我也不能只丢掉FIAS_AGREGATE_ADDRESS加入,因为该表上可能存在搜索条件。
也许会有一些聪明的指数或其他机会,因为疲倦和愚蠢而错过了?
UPD:将work_mem从8MB增加到16后解释分析结果变为:
Aggregate (cost=1018467.07..1018467.08 rows=1 width=4) (actual time=18615.975..18615.975 rows=1 loops=1)
-> Hash Left Join (cost=810328.24..1017589.11 rows=351183 width=4) (actual time=3.609..18543.596 rows=376196 loops=1)
Hash Cond: ((factaddres4_.houseid)::text = (factaddres5_.houseid)::text)
-> Hash Join (cost=810320.18..1016264.10 rows=351183 width=41) (actual time=2.190..18400.383 rows=376196 loops=1)
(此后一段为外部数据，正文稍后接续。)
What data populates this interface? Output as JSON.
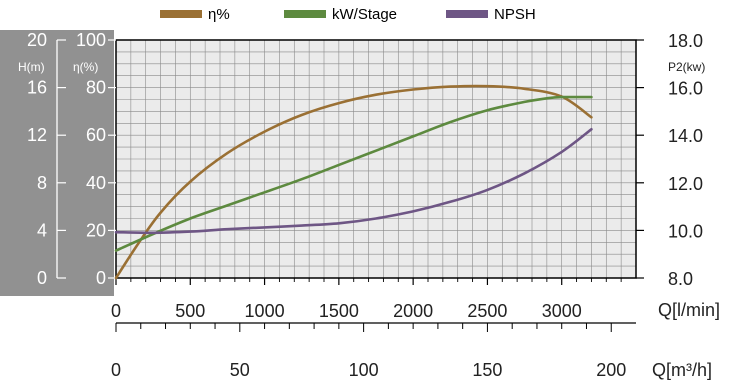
{
  "chart_data": {
    "type": "line",
    "legend": [
      {
        "name": "η%",
        "color": "#9a7034"
      },
      {
        "name": "kW/Stage",
        "color": "#5d8a3f"
      },
      {
        "name": "NPSH",
        "color": "#6e5685"
      }
    ],
    "legend_placement": "top-center",
    "grid": true,
    "x_axis": {
      "label": "Q[l/min]",
      "range": [
        0,
        3500
      ],
      "ticks": [
        "0",
        "500",
        "1000",
        "1500",
        "2000",
        "2500",
        "3000"
      ]
    },
    "x2_axis": {
      "label": "Q[m³/h]",
      "range": [
        0,
        210
      ],
      "ticks": [
        "0",
        "50",
        "100",
        "150",
        "200"
      ]
    },
    "y_h_axis": {
      "label": "H(m)",
      "range": [
        0,
        20
      ],
      "ticks": [
        "0",
        "4",
        "8",
        "12",
        "16",
        "20"
      ]
    },
    "y_eta_axis": {
      "label": "η(%)",
      "range": [
        0,
        100
      ],
      "ticks": [
        "0",
        "20",
        "40",
        "60",
        "80",
        "100"
      ]
    },
    "y_p2_axis": {
      "label": "P2(kw)",
      "range": [
        8.0,
        18.0
      ],
      "ticks": [
        "8.0",
        "10.0",
        "12.0",
        "14.0",
        "16.0",
        "18.0"
      ]
    },
    "series": [
      {
        "name": "η%",
        "axis": "eta",
        "color": "#9a7034",
        "x": [
          0,
          150,
          300,
          500,
          750,
          1000,
          1250,
          1500,
          1750,
          2000,
          2250,
          2500,
          2750,
          3000,
          3200
        ],
        "y": [
          0,
          14.5,
          27.5,
          40.5,
          52.5,
          61.5,
          68.5,
          73.5,
          77,
          79.2,
          80.4,
          80.6,
          79.5,
          76.2,
          67.5
        ]
      },
      {
        "name": "kW/Stage",
        "axis": "p2",
        "color": "#5d8a3f",
        "x": [
          0,
          250,
          500,
          750,
          1000,
          1250,
          1500,
          1750,
          2000,
          2250,
          2500,
          2750,
          2900,
          3000,
          3200
        ],
        "y": [
          9.15,
          9.85,
          10.5,
          11.05,
          11.6,
          12.15,
          12.75,
          13.35,
          13.95,
          14.55,
          15.05,
          15.4,
          15.55,
          15.6,
          15.6
        ]
      },
      {
        "name": "NPSH",
        "axis": "h",
        "color": "#6e5685",
        "x": [
          0,
          250,
          500,
          750,
          1000,
          1250,
          1500,
          1750,
          2000,
          2250,
          2500,
          2750,
          3000,
          3200
        ],
        "y": [
          3.85,
          3.8,
          3.9,
          4.1,
          4.25,
          4.4,
          4.6,
          5.0,
          5.6,
          6.4,
          7.4,
          8.8,
          10.6,
          12.5
        ]
      }
    ]
  }
}
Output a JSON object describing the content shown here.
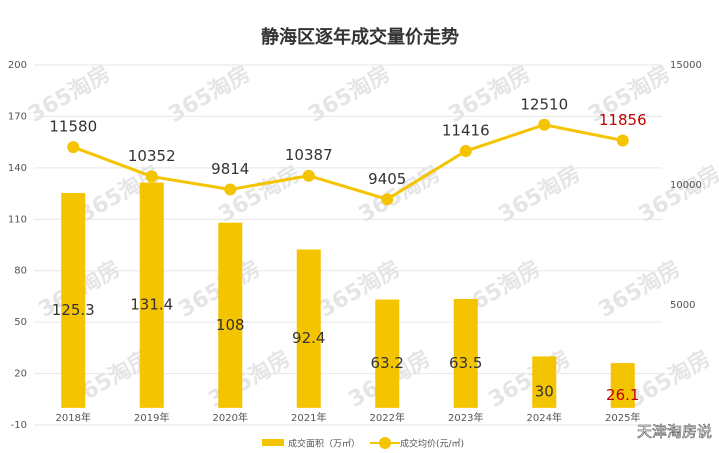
{
  "chart_data": {
    "type": "bar-line",
    "title": "静海区逐年成交量价走势",
    "categories": [
      "2018年",
      "2019年",
      "2020年",
      "2021年",
      "2022年",
      "2023年",
      "2024年",
      "2025年"
    ],
    "series": [
      {
        "name": "成交面积（万㎡）",
        "type": "bar",
        "color": "#f5c400",
        "values": [
          125.3,
          131.4,
          108,
          92.4,
          63.2,
          63.5,
          30,
          26.1
        ],
        "label_colors": [
          "#333333",
          "#333333",
          "#333333",
          "#333333",
          "#333333",
          "#333333",
          "#333333",
          "#c00000"
        ]
      },
      {
        "name": "成交均价(元/㎡)",
        "type": "line",
        "axis": "y2",
        "color": "#f5c400",
        "values": [
          11580,
          10352,
          9814,
          10387,
          9405,
          11416,
          12510,
          11856
        ],
        "label_colors": [
          "#333333",
          "#333333",
          "#333333",
          "#333333",
          "#333333",
          "#333333",
          "#333333",
          "#c00000"
        ]
      }
    ],
    "ylim": [
      -10,
      200
    ],
    "yticks": [
      -10,
      20,
      50,
      80,
      110,
      140,
      170,
      200
    ],
    "y2lim": [
      0,
      15000
    ],
    "y2ticks": [
      5000,
      10000,
      15000
    ],
    "grid": true,
    "legend": "bottom",
    "watermark": "365淘房",
    "source": "天津淘房说"
  }
}
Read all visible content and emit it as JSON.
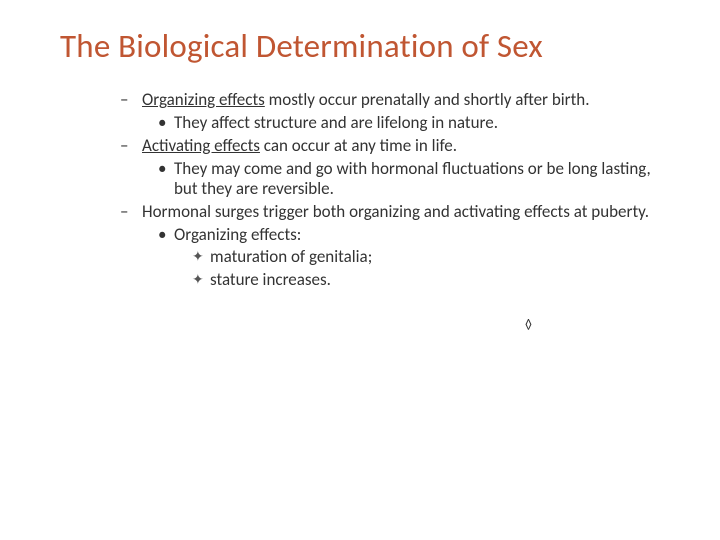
{
  "colors": {
    "title": "#c05632",
    "text": "#333333",
    "background": "#ffffff"
  },
  "typography": {
    "font_family": "Calibri",
    "title_fontsize_pt": 33,
    "body_fontsize_pt": 17,
    "title_weight": 400
  },
  "title": "The Biological Determination of Sex",
  "bullets": {
    "b1_lead": "Organizing effects",
    "b1_rest": " mostly occur prenatally and shortly after birth.",
    "b1a": "They affect structure and are lifelong in nature.",
    "b2_lead": "Activating effects",
    "b2_rest": " can occur at any time in life.",
    "b2a": "They may come and go with hormonal fluctuations or be long lasting, but they are reversible.",
    "b3": "Hormonal surges trigger both organizing and activating effects at puberty.",
    "b3a": "Organizing effects:",
    "b3a1": "maturation of genitalia;",
    "b3a2": "stature increases."
  },
  "trailing_glyph": "◊"
}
Hash Cond: (this_.okopf_ref = okopf_1_.id)
-> Merge Left Join (cost=810240.78..1010791.53 rows=376267 width=45) (actual time=0.838..18203.533 rows=376254 loops=1)
Merge Cond: ((this_.factaddress_ref)::text = (factaddres4_.houseid)::text)
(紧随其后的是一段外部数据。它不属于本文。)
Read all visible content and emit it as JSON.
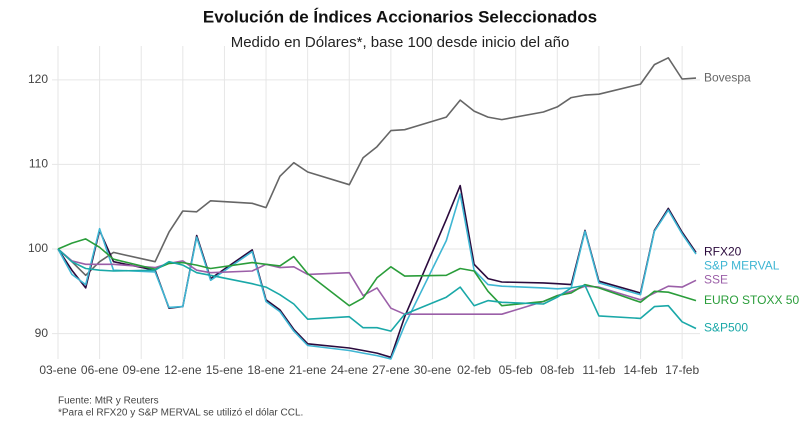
{
  "chart_data": {
    "type": "line",
    "title": "Evolución de Índices Accionarios Seleccionados",
    "subtitle": "Medido en Dólares*, base 100 desde inicio del año",
    "notes": [
      "Fuente: MtR y Reuters",
      "*Para el RFX20 y S&P MERVAL se utilizó el dólar CCL."
    ],
    "x": [
      0,
      1,
      2,
      3,
      4,
      7,
      8,
      9,
      10,
      11,
      14,
      15,
      16,
      17,
      18,
      21,
      22,
      23,
      24,
      25,
      28,
      29,
      30,
      31,
      32,
      35,
      36,
      37,
      38,
      39,
      42,
      43,
      44,
      45,
      46
    ],
    "xlim": [
      0,
      46
    ],
    "xticks": [
      {
        "value": 0,
        "label": "03-ene"
      },
      {
        "value": 3,
        "label": "06-ene"
      },
      {
        "value": 6,
        "label": "09-ene"
      },
      {
        "value": 9,
        "label": "12-ene"
      },
      {
        "value": 12,
        "label": "15-ene"
      },
      {
        "value": 15,
        "label": "18-ene"
      },
      {
        "value": 18,
        "label": "21-ene"
      },
      {
        "value": 21,
        "label": "24-ene"
      },
      {
        "value": 24,
        "label": "27-ene"
      },
      {
        "value": 27,
        "label": "30-ene"
      },
      {
        "value": 30,
        "label": "02-feb"
      },
      {
        "value": 33,
        "label": "05-feb"
      },
      {
        "value": 36,
        "label": "08-feb"
      },
      {
        "value": 39,
        "label": "11-feb"
      },
      {
        "value": 42,
        "label": "14-feb"
      },
      {
        "value": 45,
        "label": "17-feb"
      }
    ],
    "ylim": [
      87,
      124
    ],
    "yticks": [
      90,
      100,
      110,
      120
    ],
    "grid": true,
    "series": [
      {
        "name": "Bovespa",
        "color": "#666666",
        "values": [
          100,
          98.5,
          96.9,
          98.5,
          99.6,
          98.5,
          102,
          104.5,
          104.4,
          105.7,
          105.4,
          104.9,
          108.6,
          110.2,
          109.1,
          107.6,
          110.8,
          112.1,
          114,
          114.1,
          115.6,
          117.6,
          116.3,
          115.6,
          115.3,
          116.2,
          116.8,
          117.9,
          118.2,
          118.3,
          119.5,
          121.8,
          122.6,
          120.1,
          120.2
        ]
      },
      {
        "name": "RFX20",
        "color": "#2b0a3d",
        "values": [
          100,
          97.5,
          95.4,
          102.2,
          98.5,
          97.5,
          93,
          93.2,
          101.6,
          96.5,
          99.9,
          94,
          92.8,
          90.5,
          88.8,
          88.3,
          88,
          87.7,
          87.2,
          92,
          103.5,
          107.5,
          98.2,
          96.5,
          96.1,
          96,
          95.9,
          95.8,
          102.2,
          96.2,
          94.8,
          102.2,
          104.8,
          102,
          99.6
        ]
      },
      {
        "name": "S&P MERVAL",
        "color": "#3fb6d3",
        "values": [
          100,
          97,
          95.8,
          102.4,
          97.5,
          97.3,
          93.1,
          93.2,
          101.4,
          96.3,
          99.7,
          93.8,
          92.6,
          90.3,
          88.6,
          88,
          87.7,
          87.4,
          87,
          91,
          101,
          106.5,
          97.5,
          95.8,
          95.6,
          95.4,
          95.3,
          95.4,
          102.1,
          96,
          94.6,
          102.1,
          104.6,
          101.8,
          99.4
        ]
      },
      {
        "name": "SSE",
        "color": "#9b5fa8",
        "values": [
          100,
          98.6,
          98.2,
          98.2,
          98.2,
          97.8,
          98.3,
          98.6,
          97.5,
          97.2,
          97.4,
          98.2,
          97.8,
          97.9,
          97,
          97.2,
          94.5,
          95.4,
          93,
          92.3,
          92.3,
          92.3,
          92.3,
          92.3,
          92.3,
          93.8,
          94.5,
          95,
          95.6,
          95.5,
          94,
          94.8,
          95.6,
          95.5,
          96.3
        ]
      },
      {
        "name": "EURO STOXX 50",
        "color": "#2a9d3a",
        "values": [
          100,
          100.7,
          101.2,
          100.2,
          98.8,
          97.6,
          98.3,
          98.4,
          98.1,
          97.7,
          98.4,
          98.2,
          98,
          99.1,
          97.1,
          93.3,
          94.2,
          96.6,
          97.9,
          96.8,
          96.9,
          97.7,
          97.4,
          95,
          93.3,
          93.8,
          94.5,
          94.8,
          95.8,
          95.4,
          93.7,
          95,
          94.9,
          94.4,
          93.9
        ]
      },
      {
        "name": "S&P500",
        "color": "#1aa8a8",
        "values": [
          100,
          98.5,
          97.7,
          97.5,
          97.4,
          97.5,
          98.5,
          98.1,
          97.2,
          96.9,
          95.9,
          95.5,
          94.6,
          93.5,
          91.7,
          92,
          90.7,
          90.7,
          90.3,
          92.3,
          94.3,
          95.5,
          93.3,
          93.9,
          93.7,
          93.5,
          94.3,
          95.4,
          95.7,
          92.1,
          91.8,
          93.2,
          93.3,
          91.4,
          90.6
        ]
      }
    ]
  }
}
-> Index Scan using idx_subjects_factaddress_ref_btree on subjects this_ (cost=0.42..32907.70 rows=376267 width=45) (actual time=0.805..701.428 rows=376254 loops=1)
-> Index Only Scan using fias_house_pkey on fias_house factaddres4_ (cost=0.56..924231.15 rows=21084706 width=37) (actual time=0.013..8885.002 rows=19627486 loops=1)
Heap Fetches: 0
-> Hash (cost=53.85..53.85 rows=2044 width=4) (actual time=1.307..1.307 rows=2051 loops=1)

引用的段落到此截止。